The Azure Mission-Critical architecture is based on the deployment stamp pattern. Each deployment stamp is stateless, independent and is considered to be one scale unit. If a stamp is considered to be unhealthy, it can be entirely replaced by a newly deployed healthy stamp.
Azure Mission-Critical stamps share several global resources which are durable through stamp deployments. This document summarizes Business Continuity capabilities and configurations as well as Disaster Recovery processes for each global resource type shared these deployment stamps.
Zone redundancy is currently disabled in the reference implementation because this feature is in preview (as of September 2021) and not available in all regions where Availability Zones are present. It can be enabled if all required regions support it.
For regular deployments with multiple stamps, Cosmos DB is deployed to multiple regions with multi-region writes enabled. Each stamp has a Cosmos DB endpoint in the same region and uses that for writing. As with the rest of the infrastructure, regions with Availability Zones are prioritized and zone redundancy is enabled during region deployment.
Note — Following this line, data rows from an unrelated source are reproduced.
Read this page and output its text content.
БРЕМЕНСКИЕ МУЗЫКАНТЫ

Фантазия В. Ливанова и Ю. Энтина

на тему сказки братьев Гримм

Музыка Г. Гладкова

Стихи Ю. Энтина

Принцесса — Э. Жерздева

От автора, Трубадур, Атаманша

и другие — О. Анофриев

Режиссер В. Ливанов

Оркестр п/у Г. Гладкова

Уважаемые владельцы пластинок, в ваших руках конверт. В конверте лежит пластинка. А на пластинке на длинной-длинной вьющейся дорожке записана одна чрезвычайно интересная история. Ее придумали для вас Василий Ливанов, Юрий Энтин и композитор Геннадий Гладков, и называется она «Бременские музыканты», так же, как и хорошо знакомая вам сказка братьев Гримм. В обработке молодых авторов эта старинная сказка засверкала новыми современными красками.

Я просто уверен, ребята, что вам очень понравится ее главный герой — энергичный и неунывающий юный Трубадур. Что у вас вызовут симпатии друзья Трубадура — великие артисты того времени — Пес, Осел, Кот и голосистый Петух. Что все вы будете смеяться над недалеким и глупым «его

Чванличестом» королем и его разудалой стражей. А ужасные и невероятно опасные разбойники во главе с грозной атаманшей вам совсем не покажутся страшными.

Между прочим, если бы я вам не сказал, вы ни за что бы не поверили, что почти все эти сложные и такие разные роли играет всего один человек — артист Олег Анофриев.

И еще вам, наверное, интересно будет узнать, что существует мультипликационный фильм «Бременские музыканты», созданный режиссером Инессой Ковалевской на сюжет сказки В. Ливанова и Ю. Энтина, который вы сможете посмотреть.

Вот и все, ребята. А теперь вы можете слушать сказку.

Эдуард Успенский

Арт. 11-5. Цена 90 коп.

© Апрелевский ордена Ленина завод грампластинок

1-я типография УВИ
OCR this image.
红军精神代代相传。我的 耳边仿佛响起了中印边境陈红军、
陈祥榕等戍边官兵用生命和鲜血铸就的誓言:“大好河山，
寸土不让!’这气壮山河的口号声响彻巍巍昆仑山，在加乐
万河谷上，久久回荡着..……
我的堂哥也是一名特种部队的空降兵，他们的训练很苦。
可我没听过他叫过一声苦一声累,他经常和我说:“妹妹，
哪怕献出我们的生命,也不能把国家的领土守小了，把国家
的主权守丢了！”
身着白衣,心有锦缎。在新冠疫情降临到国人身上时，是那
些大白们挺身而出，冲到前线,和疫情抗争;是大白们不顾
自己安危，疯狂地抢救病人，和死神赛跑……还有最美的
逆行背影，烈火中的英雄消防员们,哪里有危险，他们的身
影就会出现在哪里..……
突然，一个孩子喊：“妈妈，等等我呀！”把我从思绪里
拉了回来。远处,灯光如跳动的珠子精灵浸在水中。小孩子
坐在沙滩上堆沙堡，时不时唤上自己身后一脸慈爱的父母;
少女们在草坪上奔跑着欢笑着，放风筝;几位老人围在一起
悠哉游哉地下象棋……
Automatic failover is enabled so that in case of regional outage Cosmos DB can automatically switch to available regions.
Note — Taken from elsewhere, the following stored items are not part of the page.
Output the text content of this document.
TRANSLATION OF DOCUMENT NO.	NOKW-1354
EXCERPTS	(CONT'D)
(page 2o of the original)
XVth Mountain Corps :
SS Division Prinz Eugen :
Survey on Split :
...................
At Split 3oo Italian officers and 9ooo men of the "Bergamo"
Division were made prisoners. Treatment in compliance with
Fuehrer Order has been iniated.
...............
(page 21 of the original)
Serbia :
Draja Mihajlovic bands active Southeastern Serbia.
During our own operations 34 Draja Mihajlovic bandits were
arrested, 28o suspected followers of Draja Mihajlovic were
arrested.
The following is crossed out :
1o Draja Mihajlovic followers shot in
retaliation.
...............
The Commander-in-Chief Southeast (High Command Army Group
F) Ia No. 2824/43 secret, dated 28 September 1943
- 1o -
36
Backup is configured with the default settings, i.e. 4 hour periodic backup to geo-redundant storage and 8 hour retention. Continuous backup is not available for the reference implementation because continuous backup cannot be used with Cosmos DB accounts that are configured for multi-region write.
Even though resource management operations are not disabled and the control plane is accessible, data plane operations are restricted by Cosmos DB firewall rules so that there is no direct access to data from the Azure Portal or local machines.
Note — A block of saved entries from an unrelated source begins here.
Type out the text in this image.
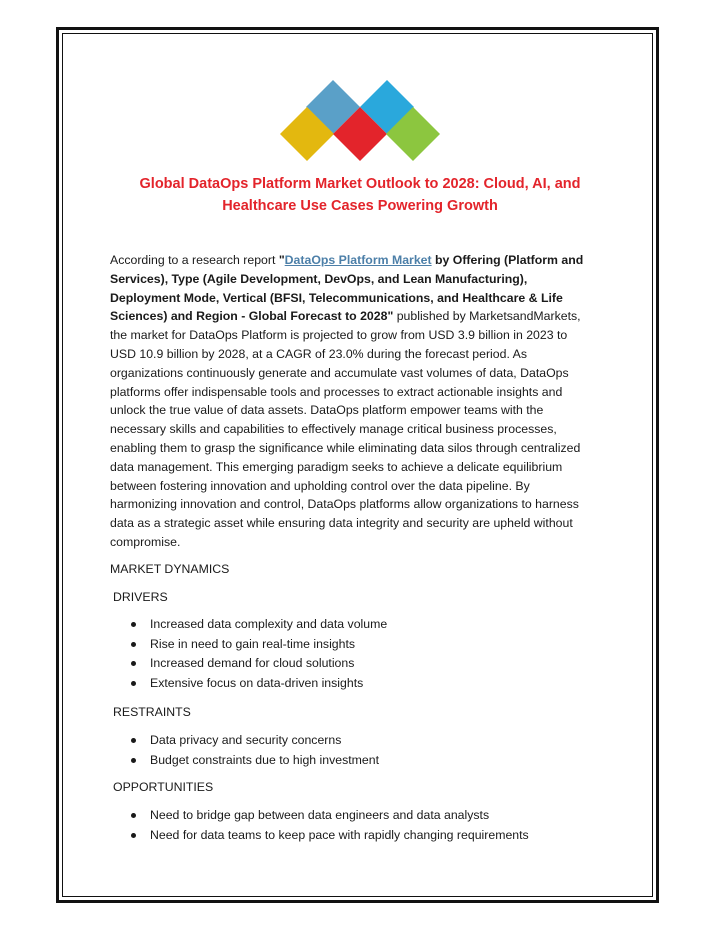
Global DataOps Platform Market Outlook to 2028: Cloud, AI, and
Healthcare Use Cases Powering Growth

According to a research report "DataOps Platform Market by Offering (Platform and

Services), Type (Agile Development, DevOps, and Lean Manufacturing),

Deployment Mode, Vertical (BFSI, Telecommunications, and Healthcare & Life

Sciences) and Region - Global Forecast to 2028" published by MarketsandMarkets,

the market for DataOps Platform is projected to grow from USD 3.9 billion in 2023 to

USD 10.9 billion by 2028, at a CAGR of 23.0% during the forecast period. As

organizations continuously generate and accumulate vast volumes of data, DataOps

platforms offer indispensable tools and processes to extract actionable insights and

unlock the true value of data assets. DataOps platform empower teams with the

necessary skills and capabilities to effectively manage critical business processes,

enabling them to grasp the significance while eliminating data silos through centralized

data management. This emerging paradigm seeks to achieve a delicate equilibrium

between fostering innovation and upholding control over the data pipeline. By

harmonizing innovation and control, DataOps platforms allow organizations to harness

data as a strategic asset while ensuring data integrity and security are upheld without

compromise.

MARKET DYNAMICS

DRIVERS

Increased data complexity and data volume
Rise in need to gain real-time insights
Increased demand for cloud solutions
Extensive focus on data-driven insights

RESTRAINTS

Data privacy and security concerns
Budget constraints due to high investment

OPPORTUNITIES

Need to bridge gap between data engineers and data analysts
Need for data teams to keep pace with rapidly changing requirements
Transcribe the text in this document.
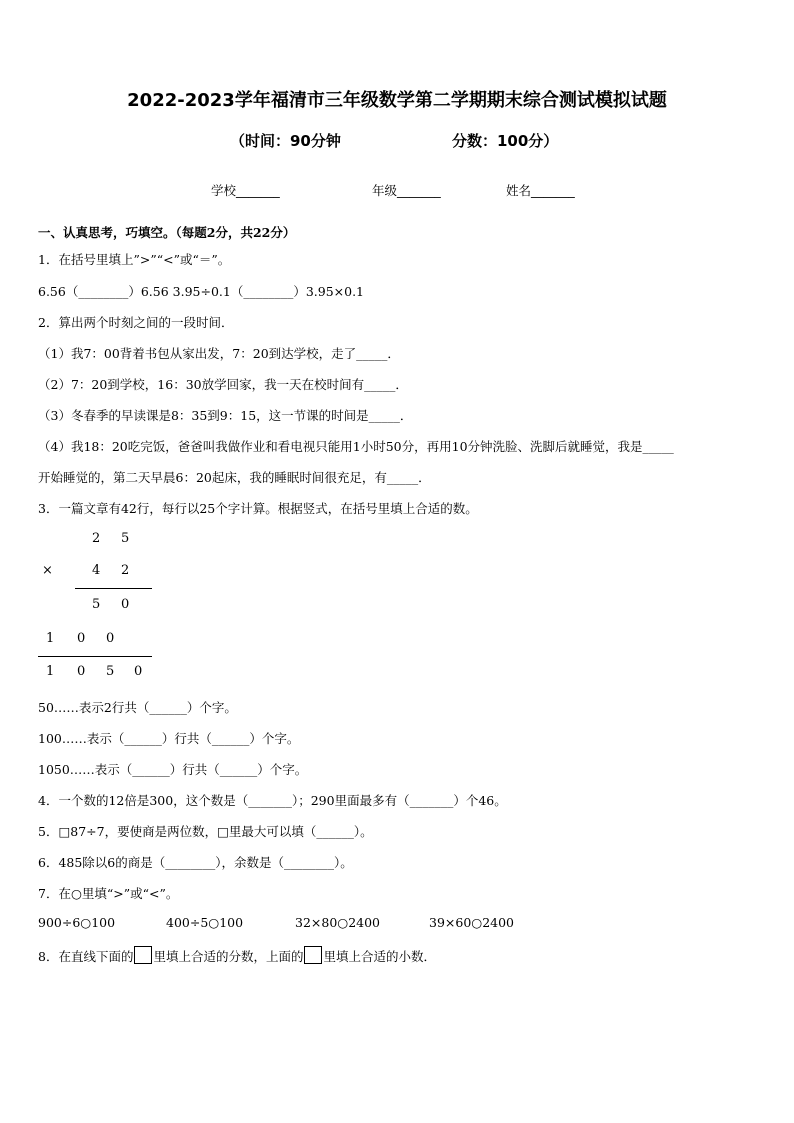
2022-2023学年福清市三年级数学第二学期期末综合测试模拟试题
（时间：90分钟	分数：100分）
学校_______	年级_______	姓名_______
一、认真思考，巧填空。（每题2分，共22分）
1．在括号里填上”>”“<”或“＝”。
6.56（________）6.56 3.95÷0.1（________）3.95×0.1
2．算出两个时刻之间的一段时间．
（1）我7：00背着书包从家出发，7：20到达学校，走了_____．
（2）7：20到学校，16：30放学回家，我一天在校时间有_____．
（3）冬春季的早读课是8：35到9：15，这一节课的时间是_____．
（4）我18：20吃完饭，爸爸叫我做作业和看电视只能用1小时50分，再用10分钟洗脸、洗脚后就睡觉，我是_____
开始睡觉的，第二天早晨6：20起床，我的睡眠时间很充足，有_____．
3．一篇文章有42行，每行以25个字计算。根据竖式，在括号里填上合适的数。
2 5
×	4 2
5 0
1 0 0
1 0 5 0
50……表示2行共（______）个字。
100……表示（______）行共（______）个字。
1050……表示（______）行共（______）个字。
4．一个数的12倍是300，这个数是（_______）；290里面最多有（_______）个46。
5．□87÷7，要使商是两位数，□里最大可以填（______）。
6．485除以6的商是（________），余数是（________）。
7．在○里填“>”或“<”。
900÷6○100	400÷5○100	32×80○2400	39×60○2400
8．在直线下面的 里填上合适的分数，上面的 里填上合适的小数．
Azure Front Door has WAF (Web Application Firewall) enabled in Prevention mode which actively blocks suspicious requests. There are two rulesets configured: Microsoft_DefaultRuleSet
and Microsoft_BotManagerRuleSet
.
No additional configuration for BCDR is needed as Front Door is a globally distributed service which manages high availability automatically.
Each stamp in the reference implementation contains its own Log Analytics Workspace and Application Insights instance (There is also a Log Analytics workspace on the global level). Outside of there, there aren't any additional redundancy or highly-available setups implemented.
For cost-saving reasons there are daily data caps configured on stamp and global resources. This can be problematic during load tests as any telemetry beyond these limits is lost.